The next day, there’s a miniscule hiccup in the Moira/James Lifetime movie when Kierstan pulls James aside to talk about his tattoos and the infrastructure of Austin, Texas. James is high on attention and wants to get to know Kierstan better, because he and Moira may have kissed a bunch of times and talked about koalas or whatever, but she’s also kind of shy. James isn’t shy. He had a threesome with two married ladies and then got a jellyfish tattoo about it. Kierstan will probably couple up with Carrington anyway, but it’s a C+ attempt to mix things up.

The islanders then slip on some before-times flight attendant cosplay for a game called Excess Baggage where there is no prize, limited rules, and singular opportunities to kiss your crush. Secrets are shared and no saliva goes unswapped. I’m not even going to bother rehashing all the kissing; they are one communal mouth at this point. On a more relevant note, Rachel and Jeremiah passionately choose each other for the smoochies and Justine is visibly bummed.

But not to worry, because Tre sees the writing on the wall for himself, swooping in on Justine immediately. He tells her that he’s attracted to other girls, but he connects with her personalitywise, going as far as to say that if there were a recoupling tonight, he’d pick her. Tre brings it in for a hug, mouth-breathing into her neck, “I got you.” Justine, don’t fall for it! That’s heat and desperation talking — you were right in telling Cely that everything new you learn about Block O over here is only validating your preconceived notions. Tre is not the tender and humble man you were looking for just 32 hours ago! In the words of Dr. Maya Angelou, “When people show you who they are, believe them — stay hydrated, stay skeptical, and play that player right back ’til something better comes along.”

Signs of the End Times

• Justine wears sunglasses in not one but multiple scenes. For the ophthalmological health and safety of IG influencers everywhere, someone please call the producers of Bachelor in Paradise posthaste and let them know that strides have been made in the world of sunglass/camera reflection technology.
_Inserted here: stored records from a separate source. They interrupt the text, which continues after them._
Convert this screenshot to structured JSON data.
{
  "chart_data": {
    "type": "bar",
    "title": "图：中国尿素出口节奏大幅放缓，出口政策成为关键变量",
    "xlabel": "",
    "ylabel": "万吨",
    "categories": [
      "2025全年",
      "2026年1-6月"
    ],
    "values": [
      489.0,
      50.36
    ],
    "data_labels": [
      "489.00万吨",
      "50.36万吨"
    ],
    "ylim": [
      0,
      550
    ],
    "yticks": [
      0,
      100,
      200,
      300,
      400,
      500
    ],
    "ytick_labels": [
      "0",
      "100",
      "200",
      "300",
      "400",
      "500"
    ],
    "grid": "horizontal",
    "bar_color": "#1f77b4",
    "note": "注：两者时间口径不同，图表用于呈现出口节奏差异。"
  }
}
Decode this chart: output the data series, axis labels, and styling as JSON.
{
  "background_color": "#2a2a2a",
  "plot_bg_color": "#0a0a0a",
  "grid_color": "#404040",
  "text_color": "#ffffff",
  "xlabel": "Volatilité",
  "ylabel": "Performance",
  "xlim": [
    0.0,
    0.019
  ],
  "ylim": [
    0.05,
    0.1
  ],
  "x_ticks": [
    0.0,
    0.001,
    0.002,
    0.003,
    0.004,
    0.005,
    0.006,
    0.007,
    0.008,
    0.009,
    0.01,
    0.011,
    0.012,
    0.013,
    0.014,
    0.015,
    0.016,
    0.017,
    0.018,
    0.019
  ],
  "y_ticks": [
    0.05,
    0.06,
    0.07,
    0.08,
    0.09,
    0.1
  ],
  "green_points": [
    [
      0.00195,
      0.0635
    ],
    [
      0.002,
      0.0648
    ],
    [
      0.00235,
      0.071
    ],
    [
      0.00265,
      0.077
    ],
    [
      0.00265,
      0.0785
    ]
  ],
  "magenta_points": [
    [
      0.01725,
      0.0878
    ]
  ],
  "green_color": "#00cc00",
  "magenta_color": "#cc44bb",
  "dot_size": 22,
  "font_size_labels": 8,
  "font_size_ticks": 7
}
• The guys mention wanting relationships like Gatsby & Daisy, Will & Jada, and Beyoncé & Jay, which leads us to believe that absolutely zero of them have ever done the reading before coming to class.

• In the words of Justine, “These cups are cute. I hope when we leave we get to take them.” If this is not the case, CBS, I will be demanding answers. I would also like to know where I can purchase a souvenir water bottle for myself.

• Cely informs us that there is a version of the Birds Aren’t Real conspiracy theory except with the entire state of Virginia: “I’ve never met anyone from Virginia, so like are you even real? You guys are like a simulation.” Fascinating.